Kita tidak akan membahas teori saja, tapi akan masuk ke kalkulasi rinci. Bayangkan Anda punya omzet bulanan Rp 50.000.000. Angka ini representatif untuk seller kelas menengah yang sudah mapan. Kita akan pecah hitungan profit bersihnya di kedua channel ini. Tujuannya sederhana, agar Anda tidak lagi meraba-raba dalam mengambil keputusan bisnis. Simak baik-baik, karena angka-angka ini mungkin mengejutkan Anda.
Apa Saja Komponen Biaya yang Harus Dikeluarkan di Marketplace?
Pertama, kita bahas skenario di marketplace dulu. Omzet Rp 50 juta terdengar bagus di atas kertas. Tapi, sebelum uang itu sampai ke rekening Anda, ada banyak "gunung" yang harus dipotong. Biaya paling jelas tentu saja biaya layanan platform. Rata-rata, potongan ini berkisar antara 4% hingga 6% tergantung kategori produk dan level toko Anda. Untuk skenario ini, kita ambil angka rata-rata aman 5%. Itu berarti Rp 2.500.000 langsung hilang dari omzet Anda.

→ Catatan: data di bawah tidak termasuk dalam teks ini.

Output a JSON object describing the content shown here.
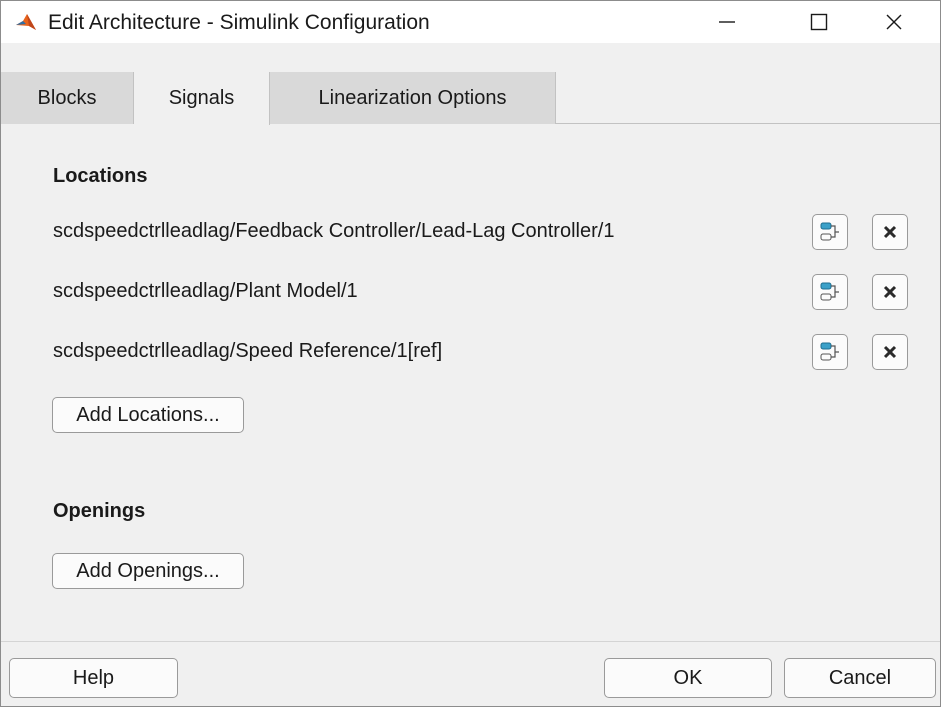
{
  "window": {
    "title": "Edit Architecture - Simulink Configuration",
    "app_icon": "matlab-icon"
  },
  "tabs": [
    {
      "label": "Blocks",
      "active": false
    },
    {
      "label": "Signals",
      "active": true
    },
    {
      "label": "Linearization Options",
      "active": false
    }
  ],
  "locations": {
    "heading": "Locations",
    "items": [
      {
        "path": "scdspeedctrlleadlag/Feedback Controller/Lead-Lag Controller/1"
      },
      {
        "path": "scdspeedctrlleadlag/Plant Model/1"
      },
      {
        "path": "scdspeedctrlleadlag/Speed Reference/1[ref]"
      }
    ],
    "add_label": "Add Locations..."
  },
  "openings": {
    "heading": "Openings",
    "add_label": "Add Openings..."
  },
  "footer": {
    "help_label": "Help",
    "ok_label": "OK",
    "cancel_label": "Cancel"
  },
  "colors": {
    "window_bg": "#f0f0f0",
    "inactive_tab": "#d9d9d9",
    "highlight_icon": "#3aa0c8"
  }
}
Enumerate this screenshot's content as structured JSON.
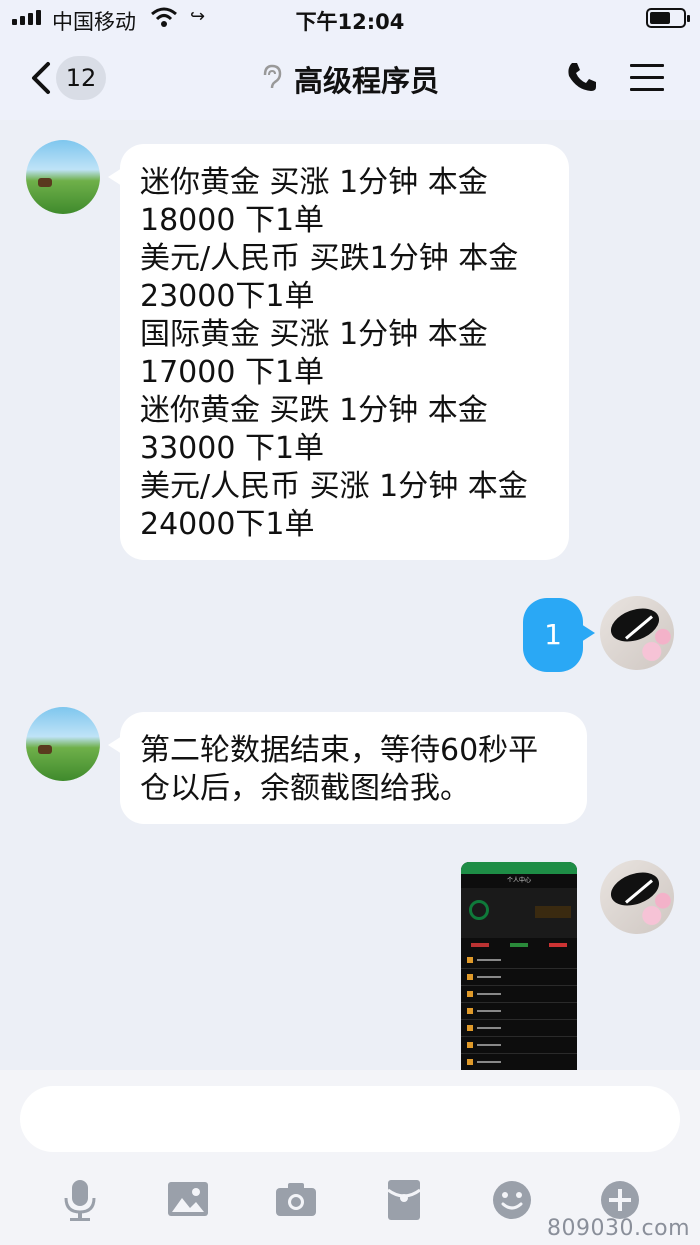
{
  "status_bar": {
    "carrier": "中国移动",
    "time": "下午12:04"
  },
  "nav": {
    "back_count": "12",
    "title": "高级程序员",
    "icons": [
      "back-chevron-icon",
      "ear-icon",
      "phone-icon",
      "menu-icon"
    ]
  },
  "messages": [
    {
      "side": "left",
      "lines": [
        "迷你黄金 买涨 1分钟 本金",
        "18000 下1单",
        "美元/人民币 买跌1分钟 本金",
        "23000下1单",
        "国际黄金 买涨 1分钟 本金",
        "17000 下1单",
        "迷你黄金 买跌 1分钟 本金",
        "33000 下1单",
        "美元/人民币 买涨 1分钟 本金",
        "24000下1单"
      ]
    },
    {
      "side": "right",
      "text": "1"
    },
    {
      "side": "left",
      "lines": [
        "第二轮数据结束，等待60秒平",
        "仓以后，余额截图给我。"
      ]
    },
    {
      "side": "right",
      "type": "image",
      "title": "个人中心"
    }
  ],
  "toolbar": {
    "icons": [
      "microphone-icon",
      "image-icon",
      "camera-icon",
      "red-packet-icon",
      "emoji-icon",
      "plus-icon"
    ]
  },
  "watermark": "809030.com"
}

Belum selesai sampai di situ. Ada juga biaya transaksi dari payment gateway atau bank yang biasanya sekitar 2%. Itu menambah potongan Rp 1.000.000 lagi. Lalu, ada biaya ikut program promosi. Marketplace sekarang sangat mendorong seller ikut flash sale atau cashback. Kalau Anda ikut program cashback, biasanya ada potongan tambahan sekitar 1% hingga 3%. Asumsikan Anda ikut program standar dengan potongan 2%, itu artinya Rp 1.000.000 lagi lenyap. Jadi, total potongan dasar sudah mencapai Rp 4.500.000.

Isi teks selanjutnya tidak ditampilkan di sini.